How can I prove that if $f_n$ is a term of the Fibonacci sequence divisible by $4$ and if $$f_{n-1}^2=(f_n/2)^2+h^2,$$ $h\in\Bbb Z^+$ then $n=6$?
I know that since $\gcd(f_k,f_{k+1})=1$ for every $k\in\Bbb N$ then $h$ must be odd and that if $h=2m+1$ with $m\in\Bbb Z$ then $h=(m+1)^2-m^2$. But I cannot assume that $f_{n-1}=(f_n/2)+1$ so I don't know how to proceed.
Any help is really appreciated.
We need $4h^2 = 4f_{n-1}^2-f_n^2 = (2f_{n-1}+f_n)(2f_{n-1}-f_n) = (4f_{n-2}+3f_{n-3})f_{n-3}$.
Since $\gcd(f_{n-2},f_{n-3}) = 1$, we have $\gcd(4f_{n-2}+3f_{n-3},f_{n-3}) = \gcd(4f_{n-2},f_{n-3}) \in \{1,2,4\}$.
Let $v_p(n)$ denote the largest integer $k$ such that $p^k \mid n$.
Then, if $p \ge 3$ is a prime such that $p \mid f_{n-3}$, then $p \not\mid (4f_{n-2}+3f_{n-3})$, and so we have $v_p(f_{n-3}) = v_p((4f_{n-2}+3f_{n-3})f_{n-3}) = v_p(4h^2) = v_p(h^2) = 2v_p(h)$, which is even.
If $p \ge 3$ is a prime such that $p \not\mid f_{n-3}$, then trivially, $v_p(f_{n-3}) = 0$, which is even.
Therefore, $v_p(f_{n-3})$ is even for all primes $p \ge 3$.

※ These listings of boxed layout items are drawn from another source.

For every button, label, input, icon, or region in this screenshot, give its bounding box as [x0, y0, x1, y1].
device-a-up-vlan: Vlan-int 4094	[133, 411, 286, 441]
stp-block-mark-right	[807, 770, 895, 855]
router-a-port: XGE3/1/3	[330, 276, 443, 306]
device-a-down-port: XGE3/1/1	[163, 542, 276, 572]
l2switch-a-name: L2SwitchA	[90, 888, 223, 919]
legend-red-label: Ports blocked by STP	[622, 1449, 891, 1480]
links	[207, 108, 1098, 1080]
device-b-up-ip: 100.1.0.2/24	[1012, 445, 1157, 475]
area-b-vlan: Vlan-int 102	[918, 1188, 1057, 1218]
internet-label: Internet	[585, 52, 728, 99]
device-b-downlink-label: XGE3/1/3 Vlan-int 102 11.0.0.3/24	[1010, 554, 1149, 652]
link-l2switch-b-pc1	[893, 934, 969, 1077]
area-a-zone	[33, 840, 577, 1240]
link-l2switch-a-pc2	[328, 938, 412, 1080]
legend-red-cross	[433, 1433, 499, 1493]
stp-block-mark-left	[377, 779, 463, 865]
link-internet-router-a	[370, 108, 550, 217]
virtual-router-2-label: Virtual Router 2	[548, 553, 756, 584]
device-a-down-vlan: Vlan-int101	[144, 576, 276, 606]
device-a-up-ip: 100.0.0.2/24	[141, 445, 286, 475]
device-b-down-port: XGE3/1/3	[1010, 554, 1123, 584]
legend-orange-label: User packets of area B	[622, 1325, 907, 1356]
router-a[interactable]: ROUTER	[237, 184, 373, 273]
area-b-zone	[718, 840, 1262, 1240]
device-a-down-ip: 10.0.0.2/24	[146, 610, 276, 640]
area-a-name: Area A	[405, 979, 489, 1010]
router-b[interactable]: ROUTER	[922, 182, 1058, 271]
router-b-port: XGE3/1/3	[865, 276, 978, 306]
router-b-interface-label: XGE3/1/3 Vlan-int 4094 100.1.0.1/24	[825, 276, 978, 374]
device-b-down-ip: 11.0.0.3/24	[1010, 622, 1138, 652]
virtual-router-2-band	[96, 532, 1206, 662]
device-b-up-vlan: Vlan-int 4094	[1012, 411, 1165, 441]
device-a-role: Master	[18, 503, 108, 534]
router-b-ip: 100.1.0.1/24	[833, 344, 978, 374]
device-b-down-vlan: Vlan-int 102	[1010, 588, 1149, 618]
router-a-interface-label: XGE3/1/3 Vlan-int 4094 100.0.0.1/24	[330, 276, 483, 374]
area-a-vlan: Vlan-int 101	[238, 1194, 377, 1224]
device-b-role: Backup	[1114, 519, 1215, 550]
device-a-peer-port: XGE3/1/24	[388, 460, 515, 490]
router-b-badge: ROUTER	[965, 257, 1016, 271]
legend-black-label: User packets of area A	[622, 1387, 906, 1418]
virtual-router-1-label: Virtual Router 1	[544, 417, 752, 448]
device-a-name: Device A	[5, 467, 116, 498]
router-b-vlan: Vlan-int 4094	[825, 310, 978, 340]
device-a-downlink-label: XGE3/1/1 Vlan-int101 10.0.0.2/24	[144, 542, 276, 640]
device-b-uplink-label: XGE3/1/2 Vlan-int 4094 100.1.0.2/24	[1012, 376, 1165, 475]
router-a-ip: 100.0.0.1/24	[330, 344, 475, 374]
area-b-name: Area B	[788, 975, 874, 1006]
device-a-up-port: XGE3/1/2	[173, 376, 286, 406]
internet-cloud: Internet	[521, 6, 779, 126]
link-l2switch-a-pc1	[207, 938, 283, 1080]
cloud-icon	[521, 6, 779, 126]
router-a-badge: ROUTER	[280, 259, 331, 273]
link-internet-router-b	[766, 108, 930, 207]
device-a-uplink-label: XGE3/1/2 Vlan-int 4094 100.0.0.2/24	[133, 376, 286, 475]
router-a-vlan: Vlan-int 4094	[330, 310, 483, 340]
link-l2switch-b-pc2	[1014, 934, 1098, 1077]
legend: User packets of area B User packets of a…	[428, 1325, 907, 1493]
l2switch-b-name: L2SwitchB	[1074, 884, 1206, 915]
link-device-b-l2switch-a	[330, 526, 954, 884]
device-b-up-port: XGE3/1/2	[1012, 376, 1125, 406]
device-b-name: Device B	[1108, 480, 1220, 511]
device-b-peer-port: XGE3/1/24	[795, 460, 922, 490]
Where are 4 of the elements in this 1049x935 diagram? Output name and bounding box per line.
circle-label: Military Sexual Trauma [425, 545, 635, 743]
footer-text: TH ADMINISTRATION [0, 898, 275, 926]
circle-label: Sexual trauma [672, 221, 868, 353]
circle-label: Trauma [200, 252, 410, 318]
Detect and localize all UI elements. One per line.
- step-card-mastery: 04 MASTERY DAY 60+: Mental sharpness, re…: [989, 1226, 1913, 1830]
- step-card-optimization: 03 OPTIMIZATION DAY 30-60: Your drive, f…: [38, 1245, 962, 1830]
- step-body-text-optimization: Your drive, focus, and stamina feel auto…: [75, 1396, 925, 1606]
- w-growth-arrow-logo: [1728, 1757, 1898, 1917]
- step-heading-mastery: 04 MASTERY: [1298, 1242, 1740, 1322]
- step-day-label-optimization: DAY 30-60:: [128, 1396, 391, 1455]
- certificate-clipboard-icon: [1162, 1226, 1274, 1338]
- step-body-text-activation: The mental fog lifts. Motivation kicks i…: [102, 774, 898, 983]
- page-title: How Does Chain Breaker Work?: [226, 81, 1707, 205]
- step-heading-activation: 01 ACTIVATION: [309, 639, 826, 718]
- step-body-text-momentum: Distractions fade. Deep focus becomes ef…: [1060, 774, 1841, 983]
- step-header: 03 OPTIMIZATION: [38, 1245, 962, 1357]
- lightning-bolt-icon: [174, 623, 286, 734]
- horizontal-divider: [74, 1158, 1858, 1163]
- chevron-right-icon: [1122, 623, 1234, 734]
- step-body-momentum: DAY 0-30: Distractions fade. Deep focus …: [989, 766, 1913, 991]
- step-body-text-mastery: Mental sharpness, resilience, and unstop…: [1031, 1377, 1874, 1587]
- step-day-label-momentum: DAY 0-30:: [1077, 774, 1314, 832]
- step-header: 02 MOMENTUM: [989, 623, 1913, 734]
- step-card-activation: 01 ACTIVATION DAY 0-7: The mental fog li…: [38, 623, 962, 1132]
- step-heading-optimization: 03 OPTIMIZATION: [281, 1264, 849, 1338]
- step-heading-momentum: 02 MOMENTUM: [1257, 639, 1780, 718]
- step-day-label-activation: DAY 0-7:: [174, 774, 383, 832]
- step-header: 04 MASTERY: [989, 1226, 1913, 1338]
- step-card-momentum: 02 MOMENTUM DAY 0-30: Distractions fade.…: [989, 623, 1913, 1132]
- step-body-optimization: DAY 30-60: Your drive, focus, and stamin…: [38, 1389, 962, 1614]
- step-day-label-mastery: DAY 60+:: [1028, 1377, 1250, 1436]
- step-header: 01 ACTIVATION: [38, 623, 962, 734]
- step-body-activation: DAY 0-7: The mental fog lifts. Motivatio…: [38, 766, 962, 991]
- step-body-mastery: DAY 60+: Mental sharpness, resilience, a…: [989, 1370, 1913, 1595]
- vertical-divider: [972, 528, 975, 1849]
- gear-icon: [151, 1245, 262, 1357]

Hence $f_{n-3}$ is either a perfect square or twice a perfect square.
By this link the only Fibonacci numbers which are perfect squares are $0,1,144$, and the only Fibonacci numbers which are twice a perfect square are $0,2,8$. So it remains to check all of these $5$ cases and see which work.
Recall the pythagorean triples are of the form $(u^2-v^2,2uv,u^2+v^2)$. As you pointed out $h = 2m+1$ is the odd member of the triplet, that makes $\dfrac{f_n}{2} = 2uv$ and $f_{n-1} = u^2+v^2$. Thus, $f_{n-3} = 2(u-v)^2$.
The only Fibonacci Number $f_k$ which is twice a perfect square are when $k = 0,3,6$.
${n-3}$ cannot be $0,6$. Thus, $n = 6$.
Note that $$h^2=f_{n-1}^2-(f_n/2)^2=(f_{n-1}-f_n/2)(f_{n-1}+f_n/2)$$ Now \begin{align*}\gcd(f_{n-1}-f_n/2,f_{n-1}+f_n/2)&=\gcd(f_{n-1}-f_n/2,f_n)=\gcd(f_{n-1}-f_n/2,f_n/2)\\&=\gcd(f_{n-1},f_n/2)=1\end{align*} (the second step is allowed since $f_{n-1}-f_n/2$ must be odd and you already know the last step)
This means $f_{n-1}-f_n/2=f_{n-1}/2-f_{n-2}/2=f_{n-3}/2$ must be a perfect square, but it is well known this is only possible for $n=3$, $n=6$, or $n=9$. But only for $n=6$ is $f_{n-1}+f_n/2$ also a square.